A indignação de Deus manifestada sobre Miriã era um aviso para que todo o povo abandonasse essa rebelião. Se a inveja e descontentamento de Miriã não houvessem sido repreendidos de forma tão séria, poderia ser o fim de uma nação unida sob a mesma bandeira de Deus. Ellen G. White adverte: "A inveja é uma das mais satânicas características que podem existir no coração humano, e uma das mais funestas em seus efeitos. Diz o sábio: “Cruel é o furor e a impetuosa ira, mas quem parará perante a inveja?” (Pv 27:4). Foi a inveja que a princípio causou a discórdia no Céu, e a condescendência com a mesma acarretou males indizíveis entre os homens. “Onde há inveja e espírito faccioso aí há perturbação e toda a obra perversa” (Tg 3:16)" (Patriarcas e Profetas, p. 278).

Não deve ser considerado coisa vã falar mal de outros, ou fazer-nos juízes de seus intuitos ou ações. “Quem fala mal de um irmão, e julga a seu irmão, fala mal da lei, e julga a lei; e, se tu julgas a lei, não és observador da lei, mas juiz” (Tg 4:11). Não há senão um juiz, a saber, Aquele que “trará à luz as coisas ocultas das trevas, e manifestará os desígnios dos corações” (1Co 4:5). E qualquer que tomar a si o julgar e condenar seus semelhantes, está usurpando a prerrogativa do Criador.

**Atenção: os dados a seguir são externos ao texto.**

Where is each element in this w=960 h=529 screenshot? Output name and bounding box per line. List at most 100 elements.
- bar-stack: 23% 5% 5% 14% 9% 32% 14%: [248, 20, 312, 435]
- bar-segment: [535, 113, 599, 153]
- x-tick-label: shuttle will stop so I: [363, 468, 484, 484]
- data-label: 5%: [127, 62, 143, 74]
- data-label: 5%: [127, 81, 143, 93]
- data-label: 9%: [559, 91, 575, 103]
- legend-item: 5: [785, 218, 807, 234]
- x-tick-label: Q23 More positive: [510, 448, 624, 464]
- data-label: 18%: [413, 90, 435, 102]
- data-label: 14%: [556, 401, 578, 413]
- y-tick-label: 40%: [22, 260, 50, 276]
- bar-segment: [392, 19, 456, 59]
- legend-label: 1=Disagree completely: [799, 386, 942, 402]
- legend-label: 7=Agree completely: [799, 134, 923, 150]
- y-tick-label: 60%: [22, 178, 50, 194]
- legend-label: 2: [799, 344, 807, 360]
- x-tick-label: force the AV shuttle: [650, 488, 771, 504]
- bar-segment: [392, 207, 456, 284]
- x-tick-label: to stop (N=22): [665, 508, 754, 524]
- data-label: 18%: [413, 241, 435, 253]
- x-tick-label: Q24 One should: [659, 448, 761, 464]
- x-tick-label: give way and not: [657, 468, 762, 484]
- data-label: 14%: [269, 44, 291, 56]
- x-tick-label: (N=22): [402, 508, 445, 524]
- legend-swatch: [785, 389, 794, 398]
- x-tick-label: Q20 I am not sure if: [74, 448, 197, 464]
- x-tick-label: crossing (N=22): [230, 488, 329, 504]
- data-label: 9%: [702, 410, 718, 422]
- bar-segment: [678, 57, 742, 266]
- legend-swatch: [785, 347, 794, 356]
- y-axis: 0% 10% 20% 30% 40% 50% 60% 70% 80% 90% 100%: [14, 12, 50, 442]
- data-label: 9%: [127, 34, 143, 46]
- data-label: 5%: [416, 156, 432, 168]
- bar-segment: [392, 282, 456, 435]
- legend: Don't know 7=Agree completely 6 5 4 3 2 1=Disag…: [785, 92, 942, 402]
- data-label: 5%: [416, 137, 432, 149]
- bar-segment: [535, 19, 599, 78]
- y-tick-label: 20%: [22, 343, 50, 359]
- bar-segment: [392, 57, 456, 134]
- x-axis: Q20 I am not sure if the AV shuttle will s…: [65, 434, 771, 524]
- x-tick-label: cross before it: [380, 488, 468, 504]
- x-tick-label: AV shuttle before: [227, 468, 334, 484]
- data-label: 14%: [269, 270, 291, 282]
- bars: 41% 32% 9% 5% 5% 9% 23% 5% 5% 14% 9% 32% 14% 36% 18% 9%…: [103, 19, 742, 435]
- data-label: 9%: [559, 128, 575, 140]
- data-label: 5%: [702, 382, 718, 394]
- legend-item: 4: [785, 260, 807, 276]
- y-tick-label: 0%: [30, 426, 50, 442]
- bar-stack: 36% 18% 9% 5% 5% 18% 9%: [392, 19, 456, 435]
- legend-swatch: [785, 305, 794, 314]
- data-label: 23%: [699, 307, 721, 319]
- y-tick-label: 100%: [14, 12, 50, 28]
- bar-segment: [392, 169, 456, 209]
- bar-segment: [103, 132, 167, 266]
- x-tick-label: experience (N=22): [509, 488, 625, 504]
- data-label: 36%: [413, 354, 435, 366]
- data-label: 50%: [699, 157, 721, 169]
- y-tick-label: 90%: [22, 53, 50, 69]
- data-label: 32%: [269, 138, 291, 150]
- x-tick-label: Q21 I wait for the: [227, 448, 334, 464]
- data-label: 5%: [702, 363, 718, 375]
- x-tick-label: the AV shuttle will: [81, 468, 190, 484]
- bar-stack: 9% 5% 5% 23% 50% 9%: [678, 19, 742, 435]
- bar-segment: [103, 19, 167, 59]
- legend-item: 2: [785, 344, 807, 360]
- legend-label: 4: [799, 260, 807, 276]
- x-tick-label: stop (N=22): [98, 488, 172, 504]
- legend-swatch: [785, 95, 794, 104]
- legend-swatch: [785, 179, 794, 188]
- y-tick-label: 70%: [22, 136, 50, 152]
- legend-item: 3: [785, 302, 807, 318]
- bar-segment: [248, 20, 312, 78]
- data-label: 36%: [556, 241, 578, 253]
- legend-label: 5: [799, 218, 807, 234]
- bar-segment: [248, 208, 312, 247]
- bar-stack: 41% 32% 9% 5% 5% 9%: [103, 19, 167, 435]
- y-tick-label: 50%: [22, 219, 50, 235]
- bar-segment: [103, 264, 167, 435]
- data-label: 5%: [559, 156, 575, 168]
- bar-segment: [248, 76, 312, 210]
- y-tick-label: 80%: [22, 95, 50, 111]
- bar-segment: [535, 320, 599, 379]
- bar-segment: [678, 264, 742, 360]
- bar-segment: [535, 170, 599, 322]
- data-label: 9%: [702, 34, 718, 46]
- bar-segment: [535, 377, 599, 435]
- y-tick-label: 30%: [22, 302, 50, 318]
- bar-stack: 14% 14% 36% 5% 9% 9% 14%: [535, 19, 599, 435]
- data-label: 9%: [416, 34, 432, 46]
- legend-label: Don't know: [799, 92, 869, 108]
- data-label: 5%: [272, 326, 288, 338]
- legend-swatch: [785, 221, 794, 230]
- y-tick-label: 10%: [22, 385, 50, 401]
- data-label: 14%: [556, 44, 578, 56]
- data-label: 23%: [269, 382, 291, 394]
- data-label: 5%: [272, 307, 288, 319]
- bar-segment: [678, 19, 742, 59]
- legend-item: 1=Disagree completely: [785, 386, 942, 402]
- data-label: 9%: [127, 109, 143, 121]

Assumir a posição de juiz e julgar os outros de acordo com o seu ponto de vista é algo muito arriscado, porque você pode estar errado. Essa situação se agrava porque não nos atemos apenas em avaliar os fatos. Nos divertimos em julgar as motivações que vão no coração de quem está sendo acusado. Se você emite uma condenação sem as devidas evidências, você está trazendo para si a responsabilidade pela condenação dessa pessoa. Se você estiver errado, pela lei de Deus você vai ser julgado (Mt 7:1-5), pois você está tomando para si uma prerrogativa judicial que pertence somente a Deus. Tome mais cuidado ainda ao acusar aqueles a quem Deus chamou para seu serviço, pois “nem mesmo os anjos, maiores em força e autoridade”, ousam falar contra eles (2Pe 2:10, 11). Portanto, não assuma um fardo tão pesado. Deixe que Deus, em seu amor e onisciência, julgue com sabedoria cada coração, pois a sua graça e a sua justiça são infinitamente maiores do que podemos medir.

Ellen G. White conclui: "A Bíblia nos ensina especialmente a nos precavermos quanto a fazer acusações contra aqueles a quem Deus chamou para agirem como Seus embaixadores. Aquele que pôs sobre os homens a pesada responsabilidade de chefes e instrutores de Seu povo, responsabilizará o povo pela maneira por que tratam os Seus servos. Devemos honrar aqueles a quem Deus honrou. O juízo que caiu sobre Miriã deveria ser uma repreensão a todos os que se entregam à inveja, e murmuram contra aqueles sobre quem Deus põe o encargo de Sua obra" (Patriarcas e Profetas, p. 278).